Low voltage trigger silicon controlled rectifiers (LVTSCR) are often used as electrostatic discharge (ESD) protection devices because of their high performance and small size. LVTSCRs do have a number of drawbacks, however. For instance, they are prone to latch-up either during testing or caused by noise on the power bus of the circuit to be protected.
FIG. 1 shows the IV characteristics for a typical LVTSCR. As is known in the art of ESD protection devices, the LVTSCR has a trigger point 2 at which the snapback occurs. Thereafter, the LVTSCR operates in a holding region 4 to shunt the ESD current (e.g. to ground). As can be seen in FIG. 1, the holding region of a typical LVTSCR may be located below the supply voltage level (Vdd) of the circuit to be protected. Because of this, if the LVTSCR is triggered by a noise pulse during normal operation of the circuit, latch-up may occur, in which the LVTSCR does not deactivate. Latch-up generally leads to device failure.

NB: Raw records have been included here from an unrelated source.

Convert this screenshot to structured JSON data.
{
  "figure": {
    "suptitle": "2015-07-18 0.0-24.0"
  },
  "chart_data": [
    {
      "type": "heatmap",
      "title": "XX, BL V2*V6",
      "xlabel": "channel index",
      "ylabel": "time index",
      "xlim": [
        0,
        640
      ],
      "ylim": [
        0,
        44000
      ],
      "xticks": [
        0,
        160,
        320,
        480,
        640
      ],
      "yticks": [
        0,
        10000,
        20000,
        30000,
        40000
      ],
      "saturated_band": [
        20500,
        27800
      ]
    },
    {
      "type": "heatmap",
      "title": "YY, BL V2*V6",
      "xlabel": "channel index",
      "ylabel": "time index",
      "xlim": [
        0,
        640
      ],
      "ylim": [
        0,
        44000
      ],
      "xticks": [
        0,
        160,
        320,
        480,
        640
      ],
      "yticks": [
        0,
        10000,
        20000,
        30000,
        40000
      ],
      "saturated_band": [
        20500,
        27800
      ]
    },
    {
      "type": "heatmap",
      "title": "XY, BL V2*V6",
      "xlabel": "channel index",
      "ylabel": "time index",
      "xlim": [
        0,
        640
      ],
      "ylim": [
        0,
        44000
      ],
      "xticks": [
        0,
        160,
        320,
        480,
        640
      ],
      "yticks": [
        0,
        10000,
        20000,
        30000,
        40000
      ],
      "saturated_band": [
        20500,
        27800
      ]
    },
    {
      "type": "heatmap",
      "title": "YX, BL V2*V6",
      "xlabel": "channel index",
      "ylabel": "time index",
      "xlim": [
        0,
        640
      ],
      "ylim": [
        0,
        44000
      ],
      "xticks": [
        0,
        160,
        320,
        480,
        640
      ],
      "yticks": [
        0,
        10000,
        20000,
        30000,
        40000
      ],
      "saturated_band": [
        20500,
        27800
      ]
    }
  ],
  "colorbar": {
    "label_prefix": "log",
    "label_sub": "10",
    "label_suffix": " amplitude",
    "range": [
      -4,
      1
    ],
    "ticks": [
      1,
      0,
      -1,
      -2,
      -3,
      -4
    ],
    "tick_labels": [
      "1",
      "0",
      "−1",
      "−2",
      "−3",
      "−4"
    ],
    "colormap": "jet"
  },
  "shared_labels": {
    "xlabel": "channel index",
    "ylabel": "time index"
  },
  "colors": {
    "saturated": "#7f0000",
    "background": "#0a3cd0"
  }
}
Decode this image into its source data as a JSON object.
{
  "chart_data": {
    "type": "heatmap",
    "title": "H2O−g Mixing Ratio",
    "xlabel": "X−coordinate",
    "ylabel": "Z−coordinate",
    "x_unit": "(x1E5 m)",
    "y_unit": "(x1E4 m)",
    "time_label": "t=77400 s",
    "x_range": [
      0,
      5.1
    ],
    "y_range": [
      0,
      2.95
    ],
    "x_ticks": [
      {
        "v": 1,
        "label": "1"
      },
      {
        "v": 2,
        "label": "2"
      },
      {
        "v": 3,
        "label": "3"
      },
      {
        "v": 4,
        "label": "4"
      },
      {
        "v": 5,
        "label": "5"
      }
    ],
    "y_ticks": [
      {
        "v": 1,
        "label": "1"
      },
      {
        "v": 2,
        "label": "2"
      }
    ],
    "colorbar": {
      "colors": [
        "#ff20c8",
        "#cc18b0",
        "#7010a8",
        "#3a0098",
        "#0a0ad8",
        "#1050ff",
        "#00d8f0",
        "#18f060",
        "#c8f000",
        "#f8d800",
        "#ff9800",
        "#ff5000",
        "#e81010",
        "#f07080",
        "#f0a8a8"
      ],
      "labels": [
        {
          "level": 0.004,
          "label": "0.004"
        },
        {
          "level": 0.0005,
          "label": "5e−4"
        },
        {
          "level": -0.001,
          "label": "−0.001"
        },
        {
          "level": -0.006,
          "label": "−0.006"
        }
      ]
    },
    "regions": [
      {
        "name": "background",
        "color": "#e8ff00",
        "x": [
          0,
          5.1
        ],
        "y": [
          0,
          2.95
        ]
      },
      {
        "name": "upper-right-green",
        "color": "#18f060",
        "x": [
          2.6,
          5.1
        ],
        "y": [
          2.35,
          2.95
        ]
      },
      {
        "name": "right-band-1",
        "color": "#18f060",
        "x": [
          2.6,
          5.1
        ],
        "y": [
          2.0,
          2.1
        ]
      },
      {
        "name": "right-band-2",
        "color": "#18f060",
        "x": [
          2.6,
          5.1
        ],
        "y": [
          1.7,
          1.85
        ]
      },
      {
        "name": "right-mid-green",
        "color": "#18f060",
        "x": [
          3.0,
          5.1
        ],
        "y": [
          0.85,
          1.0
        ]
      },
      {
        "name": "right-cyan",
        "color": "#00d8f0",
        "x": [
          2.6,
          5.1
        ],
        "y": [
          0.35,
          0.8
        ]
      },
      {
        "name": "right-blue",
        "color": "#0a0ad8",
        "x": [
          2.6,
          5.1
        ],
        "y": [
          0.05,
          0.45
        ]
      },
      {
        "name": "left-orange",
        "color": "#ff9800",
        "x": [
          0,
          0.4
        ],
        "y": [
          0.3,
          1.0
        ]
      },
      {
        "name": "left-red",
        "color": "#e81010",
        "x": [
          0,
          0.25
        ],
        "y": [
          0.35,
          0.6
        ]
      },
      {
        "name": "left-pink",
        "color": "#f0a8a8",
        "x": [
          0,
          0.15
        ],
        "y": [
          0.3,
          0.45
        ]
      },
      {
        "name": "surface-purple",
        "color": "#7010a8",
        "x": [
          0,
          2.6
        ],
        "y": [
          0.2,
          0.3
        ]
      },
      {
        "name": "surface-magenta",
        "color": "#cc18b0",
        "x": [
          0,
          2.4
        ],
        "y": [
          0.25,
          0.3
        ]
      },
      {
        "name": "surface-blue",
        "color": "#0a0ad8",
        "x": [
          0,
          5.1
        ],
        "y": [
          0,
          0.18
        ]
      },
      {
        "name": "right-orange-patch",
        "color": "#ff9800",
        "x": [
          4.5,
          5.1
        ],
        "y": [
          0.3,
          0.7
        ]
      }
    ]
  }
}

There are two general approaches to addressing this problem, which are illustrated in FIGS. 2A and 2B. A first approach, shown in FIG. 2A, is to attempt to increase the holding voltage of the LVTSCR so that the holding region is located above the supply voltage (Vdd). In this way, if the LVTSCR is triggered by a noise pulse, it may subsequently deactivate. Another approach is to attempt to increase the trigger current of the LVTSCR as shown in FIG. 2B, so as to reduce the tendency for the LVTSCR to be triggered by a noise pulse.